Parte dos quesitos foram impugnados, pois pautavam o método do trabalho do jusperito, retirando a indispensável liberdade de investigação do Louvado. Exemplo de quesito impertinente na área de engenharia, nesse sentido, pode ser o seguinte:
- Pede-se ao Sr. Perito observar exclusivamente as normas técnicas da “Associação YYYYYYY” e do “Instituto XXXXXX” na condução dos seus trabalhos.
Outra parte dos quesitos foi impugnada, pois requeria opiniões e fundamentações sobre normas técnicas, sem necessariamente indicar relação com a edificação, além de solicitar a consideração pelo perito de normas não oficiais que, consequentemente, não são de uso obrigatório do Louvado. Exemplos de quesitos desse tipo na área da engenharia, podem ser os seguintes:
- Pede-se ao Sr. Perito confirmar se as normas técnicas chinesas, referentes a ventilação, ZAP-99 e RR-66, estão corretas e podem ser aplicadas no caso em questão?
- As normas russas XX-9876 podem justificar o erro de projeto em questão?
No tocante às perícias grafoscópicas os quesitos impertinentes podem ser os seguintes:
- Pede-se ao Sr. Perito informar se as assinaturas do contrato foram exaradas com caneta esferográfica da marca BIC. Em caso negativo, de qual marca de fabricante era a esferográfica?
- Os rabiscos do quadro negro foram lançados durante a aula, ou logo após a aula?
E, por fim, o §3º do art. 477 determina que “se ainda houver necessidade de esclarecimentos, a parte requererá ao juiz que mande intimar o perito ou assistente técnico a comparecer à audiência de instrução e julgamento, formulando, desde logo, as perguntas, sob a forma de quesitos.” E, nessa hipótese, recomenda-se ao Perito Judicial levar as respostas por escrito, para evitar as normais pressões dos advogados na audiência. Geralmente os juízes aceitam as respostas por escrito do Louvado, dispensando o mesmo da audiência.
Mas, além de bons quesitos, as respostas aos quesitos devem ser conclusivas e constar de laudo fundamentado consoante item IV do art. 473 do CPC e, como bem ensina Gildo dos Santos no seu livro “A Prova no Processo Civil”, edição Saraiva de 1975, “laudo sem motivação, sem fundamentação, não se presta para embasar sentença judicial, ainda que se trate de laudo de perito, isto é, do perito do juiz.” (pág. 64).
E o renomado Gildo dos Santos também destaca que:
Sempre as indagações devem cingir-se ao objeto da perícia.
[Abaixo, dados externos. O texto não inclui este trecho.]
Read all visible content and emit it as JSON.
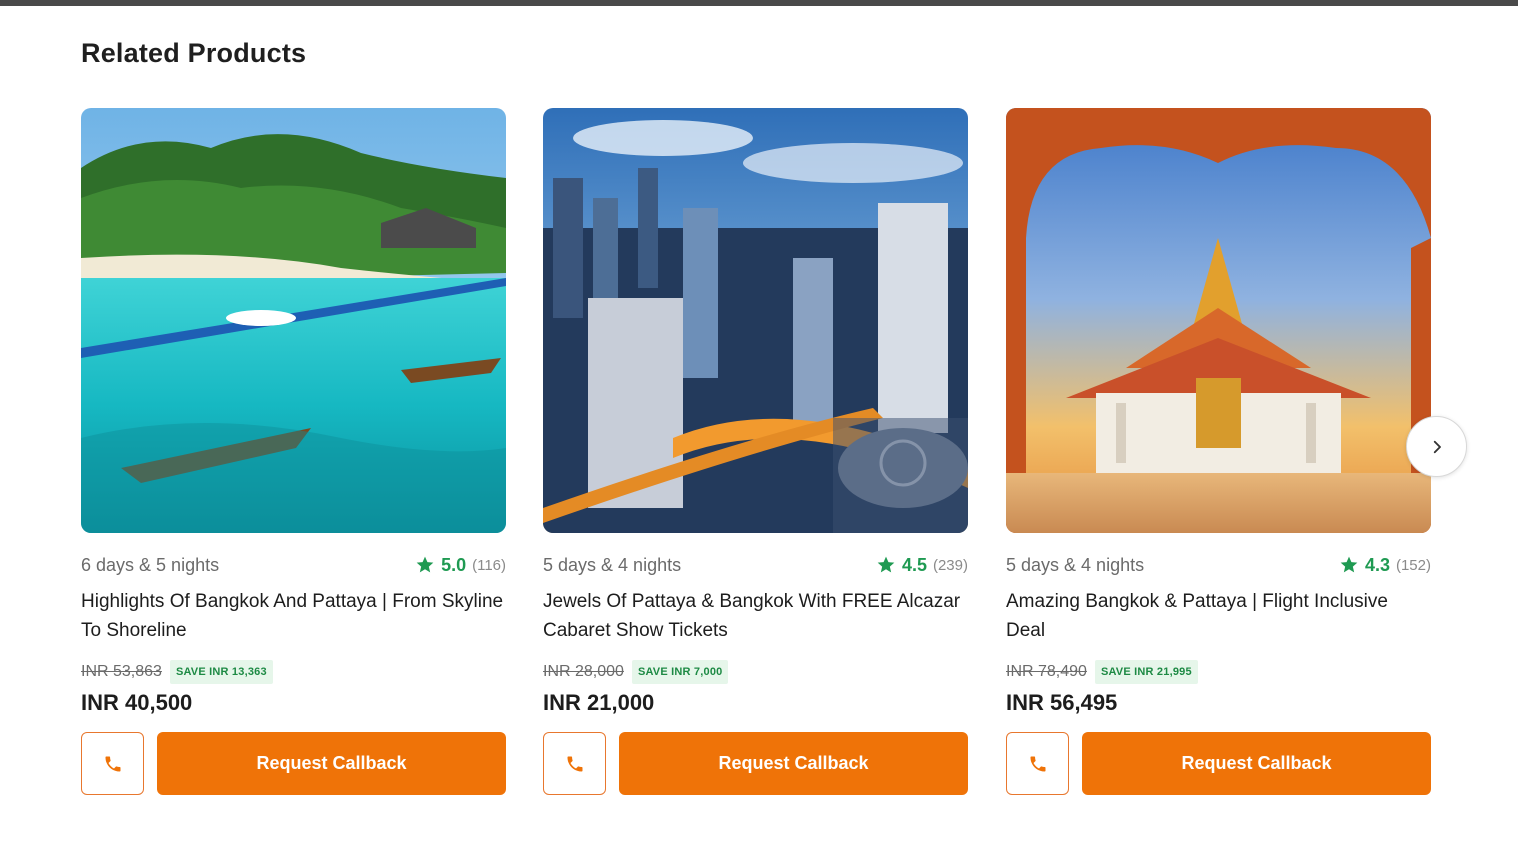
{
  "section": {
    "title": "Related Products"
  },
  "colors": {
    "accent": "#ef7308",
    "rating": "#1f9a52",
    "save_badge_bg": "#e6f6ea",
    "save_badge_text": "#1d8a44"
  },
  "products": [
    {
      "image": "tropical-island-beach-photo",
      "duration": "6 days & 5 nights",
      "rating": "5.0",
      "reviews": "(116)",
      "title": "Highlights Of Bangkok And Pattaya | From Skyline To Shoreline",
      "old_price": "INR 53,863",
      "save": "SAVE INR 13,363",
      "price": "INR 40,500",
      "call_icon": "phone-icon",
      "cta": "Request Callback"
    },
    {
      "image": "city-skyline-night-photo",
      "duration": "5 days & 4 nights",
      "rating": "4.5",
      "reviews": "(239)",
      "title": "Jewels Of Pattaya & Bangkok With FREE Alcazar Cabaret Show Tickets",
      "old_price": "INR 28,000",
      "save": "SAVE INR 7,000",
      "price": "INR 21,000",
      "call_icon": "phone-icon",
      "cta": "Request Callback"
    },
    {
      "image": "thai-temple-sunset-photo",
      "duration": "5 days & 4 nights",
      "rating": "4.3",
      "reviews": "(152)",
      "title": "Amazing Bangkok & Pattaya | Flight Inclusive Deal",
      "old_price": "INR 78,490",
      "save": "SAVE INR 21,995",
      "price": "INR 56,495",
      "call_icon": "phone-icon",
      "cta": "Request Callback"
    }
  ],
  "carousel": {
    "next_icon": "chevron-right-icon"
  }
}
É comum, entretanto, as partes, até mesmo, às vezes, por excesso de zelo de seus patronos, apresentarem quesitos incabíveis, porque fora do alcance da prova pericial ou porque dependem de conhecimento comum (testemunhas) e não de quem tenha conhecimento especializado. Nesse caso, o juiz, haja ou não impugnação da parte contrária, pode e deve indeferir dos quesitos impertinentes. (pág. 58)
Elaborar quesitos, portanto, requer estudo, bom senso, experiência, conhecimento, estratégia e, principalmente, pertinência.
São Paulo, 20 de fevereiro de 2024
Tito Lívio Ferreira Gomide Stella Marys Della Flora
Peritos do Gabinete de Perícias Gomide
[1] Mais especificamente a área da engenharia civil.
[2] Grafoscopia é a disciplina que tem por finalidade determinar a origem do documento gráfico (verificação de autenticidade ou determinação da autoria de um determinado documento) – Fonte: Livro Manual de Grafoscopia. 4ª edição. Editora Leud. 2023.